Tegmark’s theory and those of Hawking, Guth and Linde, and Penrose are only the most popular models of the multiverse; today, there exist many others. But what all these theories have in common is that they posit something that sixty years ago was considered unthinkable at best and heresy at worst—the idea that we do not need a theory of everything for our singular universe; instead, we exist in a multiverse.
A few years ago, I was debating this shift at the annual HowTheLightGetsIn festival at Hay-on-Wye in Great Britain with a conservative opponent of the multiverse. Exasperated by the arguments in favor of the multiverse, he declared to me and the audience: “But half of the physics community does not believe in a multiverse!” He paused briefly in order to let his grave statement settle in, and to lighten the mood, I replied jokingly: “So you are agreeing that the other half of the community does believe in the existence of the multiverse?” Everyone laughed. And in my heart, I knew that we were both right.

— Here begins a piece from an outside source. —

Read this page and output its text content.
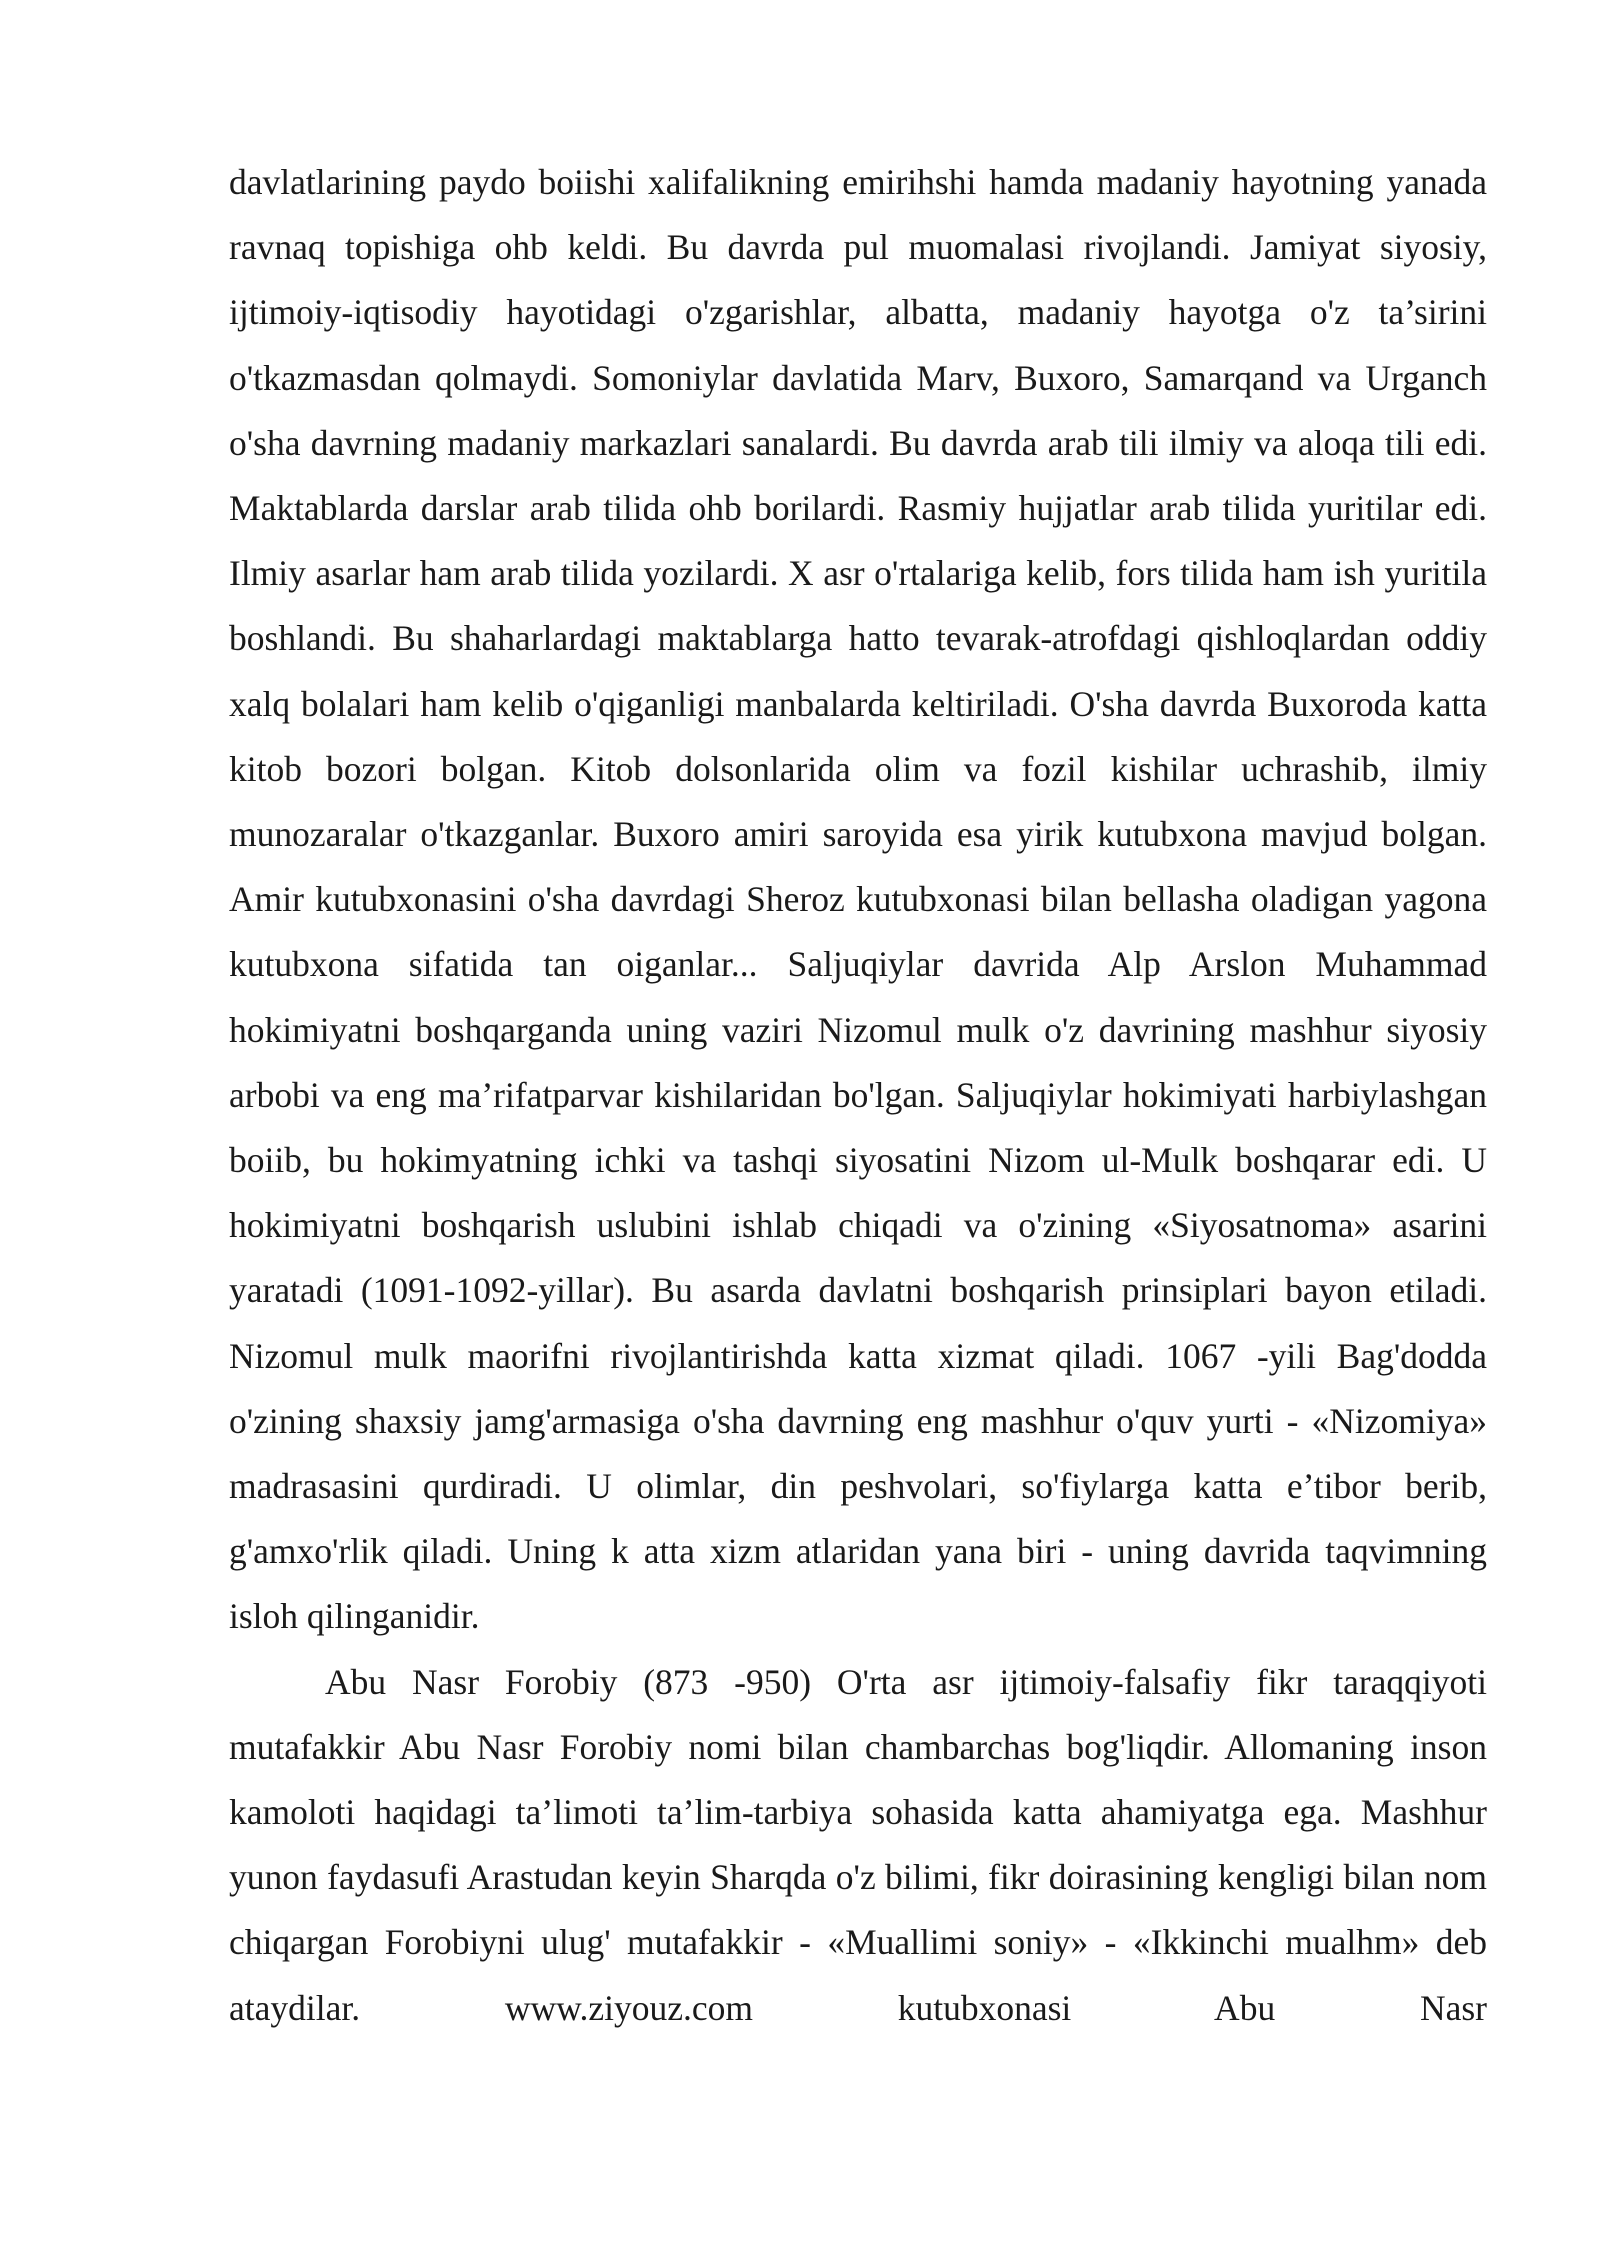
davlatlarining paydo boiishi xalifalikning emirihshi hamda madaniy hayotning yanada ravnaq topishiga ohb keldi. Bu davrda pul muomalasi rivojlandi. Jamiyat siyosiy, ijtimoiy-iqtisodiy hayotidagi o'zgarishlar, albatta, madaniy hayotga o'z ta’sirini o'tkazmasdan qolmaydi. Somoniylar davlatida Marv, Buxoro, Samarqand va Urganch o'sha davrning madaniy markazlari sanalardi. Bu davrda arab tili ilmiy va aloqa tili edi. Maktablarda darslar arab tilida ohb borilardi. Rasmiy hujjatlar arab tilida yuritilar edi. Ilmiy asarlar ham arab tilida yozilardi. X asr o'rtalariga kelib, fors tilida ham ish yuritila boshlandi. Bu shaharlardagi maktablarga hatto tevarak-atrofdagi qishloqlardan oddiy xalq bolalari ham kelib o'qiganligi manbalarda keltiriladi. O'sha davrda Buxoroda katta kitob bozori bolgan. Kitob dolsonlarida olim va fozil kishilar uchrashib, ilmiy munozaralar o'tkazganlar. Buxoro amiri saroyida esa yirik kutubxona mavjud bolgan. Amir kutubxonasini o'sha davrdagi Sheroz kutubxonasi bilan bellasha oladigan yagona kutubxona sifatida tan oiganlar... Saljuqiylar davrida Alp Arslon Muhammad hokimiyatni boshqarganda uning vaziri Nizomul mulk o'z davrining mashhur siyosiy arbobi va eng ma’rifatparvar kishilaridan bo'lgan. Saljuqiylar hokimiyati harbiylashgan boiib, bu hokimyatning ichki va tashqi siyosatini Nizom ul-Mulk boshqarar edi. U hokimiyatni boshqarish uslubini ishlab chiqadi va o'zining «Siyosatnoma» asarini yaratadi (1091-1092-yillar). Bu asarda davlatni boshqarish prinsiplari bayon etiladi. Nizomul mulk maorifni rivojlantirishda katta xizmat qiladi. 1067 -yili Bag'dodda o'zining shaxsiy jamg'armasiga o'sha davrning eng mashhur o'quv yurti - «Nizomiya» madrasasini qurdiradi. U olimlar, din peshvolari, so'fiylarga katta e’tibor berib, g'amxo'rlik qiladi. Uning k atta xizm atlaridan yana biri - uning davrida taqvimning isloh qilinganidir.

Abu Nasr Forobiy (873 -950) O'rta asr ijtimoiy-falsafiy fikr taraqqiyoti mutafakkir Abu Nasr Forobiy nomi bilan chambarchas bog'liqdir. Allomaning inson kamoloti haqidagi ta’limoti ta’lim-tarbiya sohasida katta ahamiyatga ega. Mashhur yunon faydasufi Arastudan keyin Sharqda o'z bilimi, fikr doirasining kengligi bilan nom chiqargan Forobiyni ulug' mutafakkir - «Muallimi soniy» - «Ikkinchi mualhm» deb ataydilar. www.ziyouz.com kutubxonasi Abu Nasr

The German philosopher Arthur Schopenhauer put it best when he said, “Truth passes through three stages. First, it is ridiculed. Second, it is violently opposed. Third, it is accepted as being self-evident.” Today, many scientists view as self-evident the possibility of our cosmos being vaster than a single universe. For the first time, we have what we need to look up in the sky from our little planet and see and test the far reaches of cosmic theory, beyond the horizon of our one universe. Now, from inside our finite and ephemeral universe, we can finally reach for infinity and eternity.